August 9, 2012 at 7:28 am
Hi All,
I read in several discussions that the foreach task is not intended to run over large datasets.
Now I'm trying to update customer data over more than 1 million customers. My design is as follows:
- I'm using an Execute SQL Task to read the customer_Id
- I use the resultset as the input to the ForEach Task
- In the Foreach Task I'm using a couple of Data Flow task to update data (one to update SUM columns and one to update COUNT DISTINCT columns)
This works but is extreamly slow. I have to perform millions of updates (around 30MM).
Any aleternative design?
Your commnents will be appreciated
Kind Regards,
Paul
August 9, 2012 at 8:18 am
Ok,
This question is very stupid, sorry for this.
The solution is very basic, I don´t need to select all the customers and then iterate one by one to perform the data flow tasks. I can select all of the customers inside the data flow and perform all the operations that I need to the whole dataset, that´s one of the greatest features of SSIS, isn´t it?
Kind Regards,
Paul
August 9, 2012 at 8:29 am
Hi Paul,
Can you explain that a little more or provide a link to your solution idea? I am attempting something similar in that I am running a Foreach Loop on a table of about 400 rows and it is taking a long time. I am liking SSIS but am unsure of all its capabilities.
Regards:
Mordred
Keep on Coding in the Free World
August 9, 2012 at 9:20 am
Ok, I will try 🙂
First I load a table "A" with transactions from a particular week. Then I want to update a table "B" which cotains aggregated data from "A". I don't want to recreate the table, only updates records for the customers in the new transactions. For instance, I keep track of the purchases amount in the table B, so I would like to add the new amount for each customer. I also want to update the number of different departments (from a particular store) where every customer has purchased.

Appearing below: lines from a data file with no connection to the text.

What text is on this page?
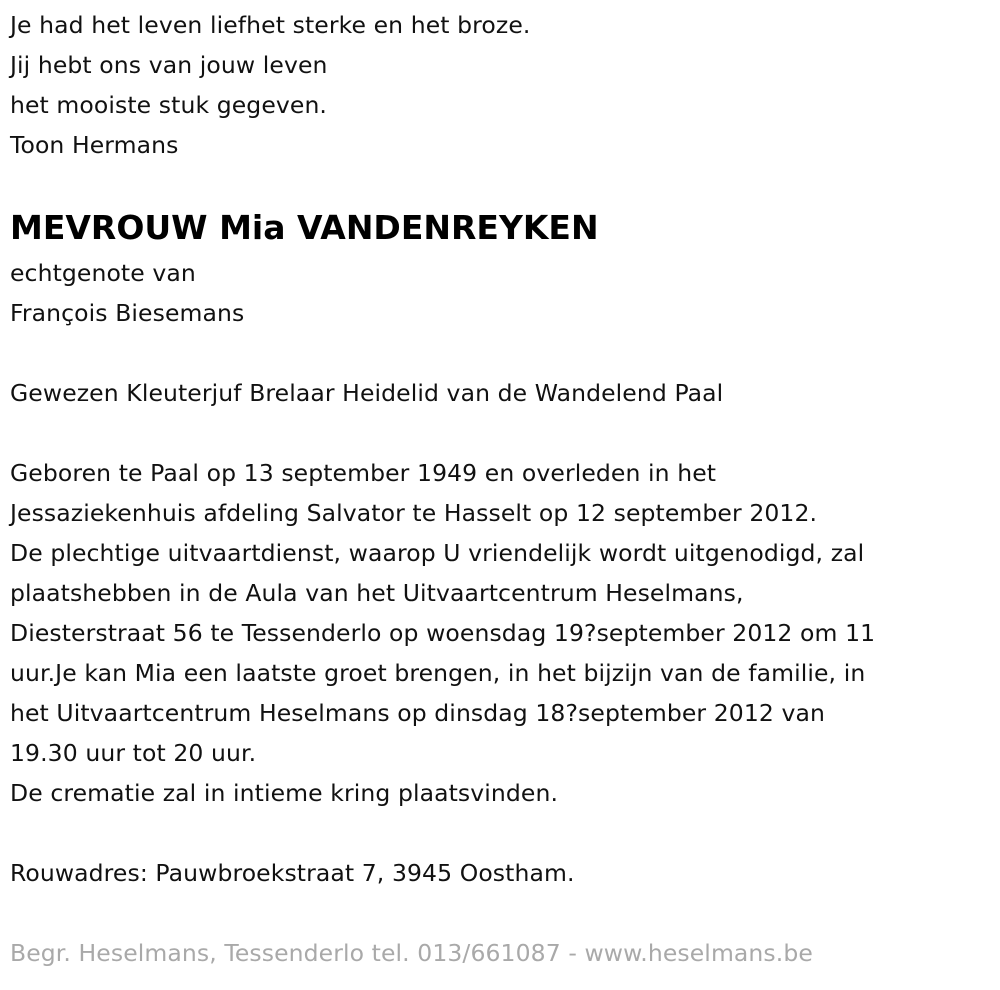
Je had het leven liefhet sterke en het broze.
Jij hebt ons van jouw leven
het mooiste stuk gegeven.
Toon Hermans
MEVROUW Mia VANDENREYKEN
echtgenote van
François Biesemans
Gewezen Kleuterjuf Brelaar Heidelid van de Wandelend Paal
Geboren te Paal op 13 september 1949 en overleden in het
Jessaziekenhuis afdeling Salvator te Hasselt op 12 september 2012.
De plechtige uitvaartdienst, waarop U vriendelijk wordt uitgenodigd, zal
plaatshebben in de Aula van het Uitvaartcentrum Heselmans,
Diesterstraat 56 te Tessenderlo op woensdag 19?september 2012 om 11
uur.Je kan Mia een laatste groet brengen, in het bijzijn van de familie, in
het Uitvaartcentrum Heselmans op dinsdag 18?september 2012 van
19.30 uur tot 20 uur.
De crematie zal in intieme kring plaatsvinden.
Rouwadres: Pauwbroekstraat 7, 3945 Oostham.
Begr. Heselmans, Tessenderlo tel. 013/661087 - www.heselmans.be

Table A contains one record for every item a customer purchase. Example
Table A
CustomerId - item --- quantity --- department -- amount --- date
---- 002 ------ Book ------- 2 ----------- Library -------- 20$ --------- 01.08.2012
---- 002 ------- CD -------- 1 ------------ Music ---------10$ --------- 01.08.2012
---- 002 ------- CD -------- 1 ------------ Music ---------12$ --------- 04.08.2012
.... ..... ... ...... .... ...............
Table B
CustumerId Count(distinct department) SUM (amount) Max(date)
---- 002 ------------------ 2 ---------------------- 42$ --------- 04.08.2012
My first approach was to query the distinct Customers from table A. Then use the resulset as the input for a Foreach container. Then for every row (Customer_Id) perform two data flows:
1. DTS: Select the data from the Table A and current customer. Aggregate the data, lookup the customer in Table B. If the customer is in Table B update the SUM (like total amount) fields, if not create a new entry in the Table B for the customer.
2. DTS: Select the data from the Table A and current customer performing the Count Distinct and Max operations. Then update the Table B.
That works good but the performance is terrible. Then I realized that I can query the whole data in Table A (for a particular date range, I mean, the new weekly records), make a lookup with the Table B (In fact is a Left Joint). From this leftjoin you should obtain something like this:
Aggregations from Table A Left Join Table B on Customer_Id
Aggr.CustumerId Aggr.SUM (amount) B.CustomerId B.Total_Amount
------- 002 ---------------- 42$ ------------------ 002 ------------- 3250$ --------
------- 125 ---------------- 58$ ------------------ NULL ----------- NULL ----------
.............. ..................... ........... .......................
Then you are almost done! Just use a conditional split evaluating the B.CustomerId:
- If null is a new customer, then insert the data from Aggr. in Table B
- If exist, add Aggr.SUM(amount) + B.Total_Amount and update this row with the new values.
Hope you can understand my explanation 😉
Kind Regards
August 9, 2012 at 9:43 am
Thanks Paul, I'm going to look into querying the whole table and see what I can do. Thanks for your explanation.
Regards:
Mordred
Keep on Coding in the Free World
August 9, 2012 at 10:28 am
Based on your description update-join seems close to what you want to accomplish. Lookup update-join. Ben Nadel has few good articles on it.